If any of you reading this know of some sort of salve, lotion, or potion I can use to soothe my cracked, sore, scabby, and crusty nose can you please leave a comment or email me? My nose is so sore I can barely blow it anymore. When I do need to blow it, it hurts to the point of bringing tears to my eyes. There is a lovely, sexy crust all around my nose, upper lip, and nostrils.
So, it’s Halloween. What do you do if you happen to get a proliferation of teenagers sans costume showing up at your door demanding candy? You can do what we do. We have one bowl of candy for the regular, costumed trick or treaters and we have one bowl for the too cool for school teens. The bowl for the becostumed crowd is full of yummy, yummy chocolately goodness. Bob sometimes affixes some of these treats with coins and cash for an extra little surprise. The candy bowl for the uncostumed crowd is full of yucky candy like black licorice bites, raisins, those peanut butter taffy things that are wrapped in orange and black paper, and those gum pieces that are usually wrapped in red, yellow, and blue paper and lose their flavor after 1 second of chewing. We figure if there is no effort put forth in choosing and wearing a costume, we will not put forth an effort in the candy we give out. I read of one blogger who saves gross candy throughout the year and she offers that stuff to the uncostumed. Pop rocks from the 80s? Goes in the bowl. Lick’em Aid from last summer? In the bowl. A box of unopened Raisinettes found under the seat of your car? In the bowl. Good idea, no?

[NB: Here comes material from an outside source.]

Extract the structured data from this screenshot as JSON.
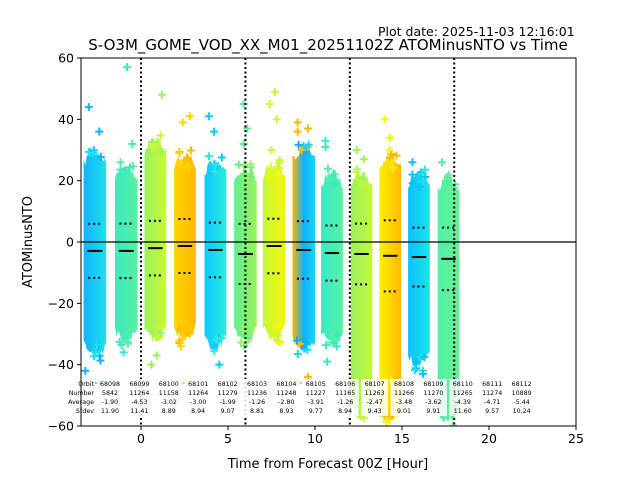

So I’m feeling better today (albeit not so much around the nose) though last night was difficult. I intended to go to bed early but with a girls weekend away looming directly after work on Friday, school tomorrow, and Halloween tonight, I had to use last night to do some packing, organizing, and general getting ready. I was in bed by 10 but awake again around midnight with a hacking coughing fit. Not wanting to keep Bob awake, I got up and went into our second bathroom, turned the shower on hot, and sat in the steamy room for about an hour. While sitting there, I read through our cruise brochure. I learned a lot. For instance, did you know that cruises charge $10 a day to your lodging bill for hospitality services? Did you further know that they automatically charge 15% on all drink tabs for tips? Did you also know that they won’t allow a baby younger than 12 weeks or a woman more than 24 weeks pregnant on board? Yeah. So in doing the numbers this means that we have missed the cut off for the baby. If we were to get pregnant anytime between now and the end of March, the baby would be too young to board or leave with relatives (which I couldn’t do anyway). So it’s a no go with trying in November or December. BUT if we try and get pregnant in January or February, I will be too far along in my pregnancy to cruise. So it looks like we can’t try again with the inseminations until March and beyond. I’m not sure how I feel about that. That’s more than 4 months away. That’s 4 tries we are giving up. It’s more time slipping away, never to be used again. However, it’s also 4 months we can use to do everything we can to increase our odds health-wise. Bob and I are not of the mind to put our lives on hold for any reason since we have learned that time is precious and you only get what you get so make the most of it now. So, I guess we are going to wait until March before the next round of inseminations.
4 comments:
Hi, my grandma always tells me that Bag Balm is the best thing to use. It is kinda gross, but they use it for cows utters when they are dry and cracked. That is the best that I can give you. Hope it helps.
I keep a chapstick (regular, not medicated) specifically for this purpose: nose application during the nose blowing season.
We went on a cruise on the Radisson Diamond and they don't allow tipping!
I love a good steam...clears the mind. Makes me want to go home and have one right now, in fact.
Regarding the separate bowl...I do that, too. I also call them on it. I've been known to say, "seriously, that's a weak costume." I'm surprised my house hasn't been egged yet.